A policy paper from the UK-based International Growth Centre (IGC) said it is crucial for Ghana to reconsider the ‘opportunity cost’ of the mining industry in terms of the impact on agriculture.

The IGC commended government policies, which it said paved for the way for continued growth in the mining sector and was “good news for the economy”. However, the IGC said it is important to consider the effect of this growth on different sectors of society.

In its paper, IGC said: “Following the expansion of this sector, many large-scale operations have been opened near densely populated areas where agriculture is the main source of livelihood. This has a direct impact on farmers in those areas, and for Ghana’s economic growth to be truly inclusive, the welfare of these farmers cannot be ignored.”

According to an IGC-funded study published last year, Modern Industries, Pollution and Agricultural Productivity, agricultural productivity near mining areas decreased by about 40% between 1998 and 2005 relative to areas further away.

IGC said of the study: “The negative effect declines with distance and extends to areas within 20 kilometres of mining sites… during this period, although measures of living standards have improved all over Ghana, families involved in agricultural activities close to the mines have gotten relatively poorer.”
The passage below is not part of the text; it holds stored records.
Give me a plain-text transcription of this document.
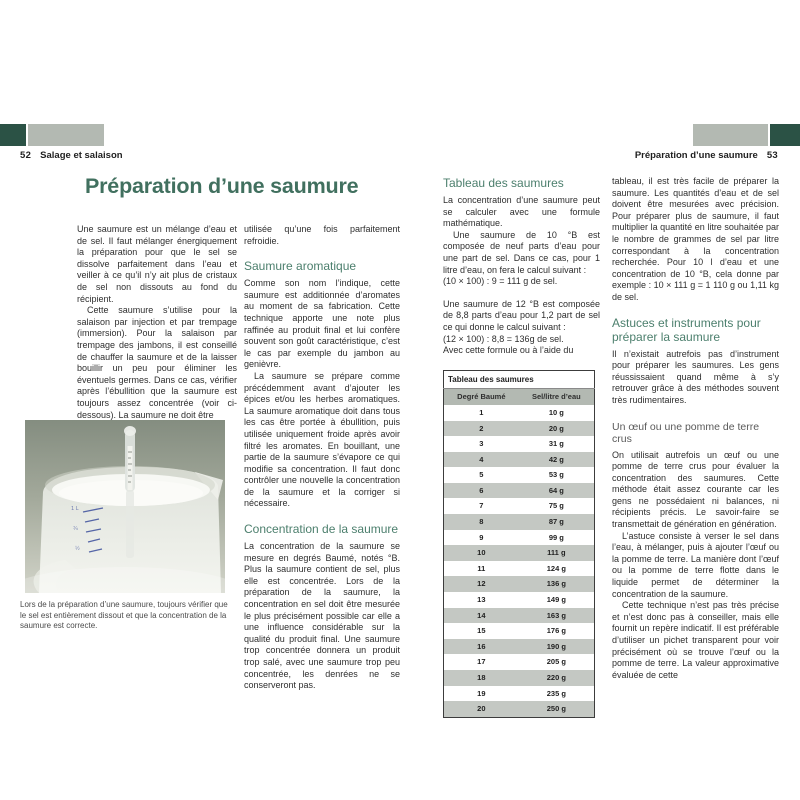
52 Salage et salaison	Préparation d’une saumure 53
Préparation d’une saumure

Une saumure est un mélange d’eau et de sel. Il faut mélanger énergiquement la préparation pour que le sel se dissolve parfaitement dans l’eau et veiller à ce qu’il n’y ait plus de cristaux de sel non dissouts au fond du récipient.

Cette saumure s’utilise pour la salaison par injection et par trempage (immersion). Pour la salaison par trempage des jambons, il est conseillé de chauffer la saumure et de la laisser bouillir un peu pour éliminer les éventuels germes. Dans ce cas, vérifier après l’ébullition que la saumure est toujours assez concentrée (voir ci-dessous). La saumure ne doit être

utilisée qu’une fois parfaitement refroidie.

Saumure aromatique

Comme son nom l’indique, cette saumure est additionnée d’aromates au moment de sa fabrication. Cette technique apporte une note plus raffinée au produit final et lui confère souvent son goût caractéristique, c’est le cas par exemple du jambon au genièvre.

La saumure se prépare comme précédemment avant d’ajouter les épices et/ou les herbes aromatiques. La saumure aromatique doit dans tous les cas être portée à ébullition, puis utilisée uniquement froide après avoir filtré les aromates. En bouillant, une partie de la saumure s’évapore ce qui modifie sa concentration. Il faut donc contrôler une nouvelle la concentration de la saumure et la corriger si nécessaire.

Concentration de la saumure

La concentration de la saumure se mesure en degrés Baumé, notés °B. Plus la saumure contient de sel, plus elle est concentrée. Lors de la préparation de la saumure, la concentration en sel doit être mesurée le plus précisément possible car elle a une influence considérable sur la qualité du produit final. Une saumure trop concentrée donnera un produit trop salé, avec une saumure trop peu concentrée, les denrées ne se conserveront pas.

1 L
¾
½

Lors de la préparation d’une saumure, toujours vérifier que le sel est entièrement dissout et que la concentration de la saumure est correcte.

Tableau des saumures

La concentration d’une saumure peut se calculer avec une formule mathématique.

Une saumure de 10 °B est composée de neuf parts d’eau pour une part de sel. Dans ce cas, pour 1 litre d’eau, on fera le calcul suivant :

(10 × 100) : 9 = 111 g de sel.

Une saumure de 12 °B est composée de 8,8 parts d’eau pour 1,2 part de sel ce qui donne le calcul suivant :

(12 × 100) : 8,8 = 136g de sel.

Avec cette formule ou à l’aide du

Tableau des saumures	
Degré Baumé	Sel/litre d’eau
1	10 g
2	20 g
3	31 g
4	42 g
5	53 g
6	64 g
7	75 g
8	87 g
9	99 g
10	111 g
11	124 g
12	136 g
13	149 g
14	163 g
15	176 g
16	190 g
17	205 g
18	220 g
19	235 g
20	250 g

tableau, il est très facile de préparer la saumure. Les quantités d’eau et de sel doivent être mesurées avec précision. Pour préparer plus de saumure, il faut multiplier la quantité en litre souhaitée par le nombre de grammes de sel par litre correspondant à la concentration recherchée. Pour 10 l d’eau et une concentration de 10 °B, cela donne par exemple : 10 × 111 g = 1 110 g ou 1,11 kg de sel.

Astuces et instruments pour préparer la saumure

Il n’existait autrefois pas d’instrument pour préparer les saumures. Les gens réussissaient quand même à s’y retrouver grâce à des méthodes souvent très rudimentaires.

Un œuf ou une pomme de terre crus

On utilisait autrefois un œuf ou une pomme de terre crus pour évaluer la concentration des saumures. Cette méthode était assez courante car les gens ne possédaient ni balances, ni récipients précis. Le savoir-faire se transmettait de génération en génération.

L’astuce consiste à verser le sel dans l’eau, à mélanger, puis à ajouter l’œuf ou la pomme de terre. La manière dont l’œuf ou la pomme de terre flotte dans le liquide permet de déterminer la concentration de la saumure.

Cette technique n’est pas très précise et n’est donc pas à conseiller, mais elle fournit un repère indicatif. Il est préférable d’utiliser un pichet transparent pour voir précisément où se trouve l’œuf ou la pomme de terre. La valeur approximative évaluée de cette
Most government revenue from mining is channelled to the central government and only about 9% makes it to the local authorities, according to the study. In 2005, mining related revenues amounted to roughly $75 million and only about $8m of this made it to the local authorities of the mining regions, the study said. According to the study’s authors, the average overall loss by farming households in mining areas was around $97m.

IGC added: “Given these numbers, it is crucial for the government of Ghana to reconsider the opportunity cost of the mining industry, in terms of agricultural gains foregone. The debate is not about whether mining is good or bad. The debate is about whether we are correctly calculating the costs associated with mining and whether the government is addressing them through targeted policies.”

An Africa Progess Panel report published in 2012, Equity in Extractives: Managing Resources to Transform Human Development, called for ‘country mining visions’ across Africa to consider public-private partnership opportunities to explore how infrastructure investments could “serve broader development purposes”, including expanding agriculture.

World Bank vice-president for the Africa region, Makhtar Diop, has also warned that “many resource-rich countries tend to gravitate towards the bottom of the global Human Development Index – a composite measure of life expectancy, education and income.

He added: “My strong hope is that all the people living in these resource-rich African countries also get to share in this new oil and mineral wealth. So far, with one of few exceptions being Botswana, natural resources haven’t always improved the lives of people and their families.”